EXP-06 — Someone Else's Codebase

The previous experiments all used services the agent built from scratch. This one tests what happens on a real, unfamiliar codebase the agent didn’t build — go-feature-flag, ~15k LOC of production Go.

4→0violations with mapping

−67%tokens with mapping

−50%agent turns

What the agent produced

EXP-06d — flagship: guide-only vs guide + codebase mapping

Guide only                  Guide + codebase mapping
─────────────────────       ──────────────────────────────
4 violations         ✗      0 violations          ✓ pass
baseline tokens             −67% tokens
baseline turns              −50% turns

Violations by type (guide-only condition)

Dependency violations:  present
Architecture violations: present
verikt check: FAIL

Capabilities

Guide only                  Guide + mapping
─────────────────────       ──────────────────────────────
rules without context       rules + where things live
agent explores first        agent acts immediately

Metrics (EXP-06d, n=1)

	Guide only	Guide + mapping
Violations	4	0
verikt check	fail	pass
Token usage	baseline	−67%
Agent turns	baseline	−50%

Finding

The guide tells the agent the rules. The mapping tells it where things live.
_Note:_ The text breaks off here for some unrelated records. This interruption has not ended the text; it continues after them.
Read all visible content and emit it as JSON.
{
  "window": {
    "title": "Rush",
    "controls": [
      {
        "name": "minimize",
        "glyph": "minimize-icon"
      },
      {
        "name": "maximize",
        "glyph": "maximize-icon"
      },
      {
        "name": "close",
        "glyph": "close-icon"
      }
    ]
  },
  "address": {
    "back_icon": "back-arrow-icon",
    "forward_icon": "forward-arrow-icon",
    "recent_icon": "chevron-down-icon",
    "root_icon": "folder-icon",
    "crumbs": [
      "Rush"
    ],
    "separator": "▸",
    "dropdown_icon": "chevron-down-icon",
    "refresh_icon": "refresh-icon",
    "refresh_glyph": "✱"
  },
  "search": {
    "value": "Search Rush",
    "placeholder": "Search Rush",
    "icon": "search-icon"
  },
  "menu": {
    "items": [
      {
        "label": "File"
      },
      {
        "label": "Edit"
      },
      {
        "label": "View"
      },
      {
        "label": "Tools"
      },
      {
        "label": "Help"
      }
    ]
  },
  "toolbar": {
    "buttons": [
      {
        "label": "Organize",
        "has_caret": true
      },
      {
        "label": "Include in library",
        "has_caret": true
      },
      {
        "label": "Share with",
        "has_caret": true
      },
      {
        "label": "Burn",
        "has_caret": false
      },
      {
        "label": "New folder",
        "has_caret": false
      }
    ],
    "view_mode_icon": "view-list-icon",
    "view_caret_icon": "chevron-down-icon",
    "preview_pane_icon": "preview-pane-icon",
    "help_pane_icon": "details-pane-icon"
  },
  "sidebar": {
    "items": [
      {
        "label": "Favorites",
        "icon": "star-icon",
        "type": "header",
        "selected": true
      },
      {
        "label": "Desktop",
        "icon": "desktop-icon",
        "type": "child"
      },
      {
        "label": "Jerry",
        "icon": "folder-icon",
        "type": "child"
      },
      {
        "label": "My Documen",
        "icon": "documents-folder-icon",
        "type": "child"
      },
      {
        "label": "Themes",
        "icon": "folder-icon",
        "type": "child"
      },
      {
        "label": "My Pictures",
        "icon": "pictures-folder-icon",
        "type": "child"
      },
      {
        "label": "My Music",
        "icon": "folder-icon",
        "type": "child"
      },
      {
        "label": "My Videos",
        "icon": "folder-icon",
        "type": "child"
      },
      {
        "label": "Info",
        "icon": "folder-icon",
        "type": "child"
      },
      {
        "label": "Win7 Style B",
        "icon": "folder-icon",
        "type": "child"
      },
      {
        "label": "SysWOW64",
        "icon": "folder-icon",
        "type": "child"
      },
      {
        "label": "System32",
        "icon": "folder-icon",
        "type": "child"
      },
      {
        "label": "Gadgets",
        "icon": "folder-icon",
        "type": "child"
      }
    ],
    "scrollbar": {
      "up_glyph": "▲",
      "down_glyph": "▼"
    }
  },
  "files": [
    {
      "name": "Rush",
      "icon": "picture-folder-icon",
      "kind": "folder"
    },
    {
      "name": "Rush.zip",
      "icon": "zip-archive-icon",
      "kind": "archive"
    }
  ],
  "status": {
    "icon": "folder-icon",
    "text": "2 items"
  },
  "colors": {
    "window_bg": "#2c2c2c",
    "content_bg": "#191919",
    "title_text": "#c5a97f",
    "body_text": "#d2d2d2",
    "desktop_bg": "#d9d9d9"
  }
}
Without the map, the agent works in an unfamiliar codebase by exploring — reading files, tracing imports, figuring out the structure before acting. That exploration costs tokens and turns, and the agent still guesses wrong about where to put new code.

With the map, the agent knows the structure before it starts. It acts immediately, and it acts correctly.

Guide alone is insufficient for brownfield work. Guide + mapping eliminates violations and cuts token usage in half.

Sub-experiments

Four conditions were tested, escalating from stateless to fully agentic:

EXP-06a: Broad stateless prompt, no tool access — null result (expected)
EXP-06b: Scoped stateless prompt, no tool access — null result (expected)
EXP-06c: Agentic with tools, guide vs no-guide
EXP-06d: Agentic with tools, guide+mapping vs guide-only — flagship result above

Setup

Fixture: go-feature-flag v1.30.0 (~15k LOC production Go)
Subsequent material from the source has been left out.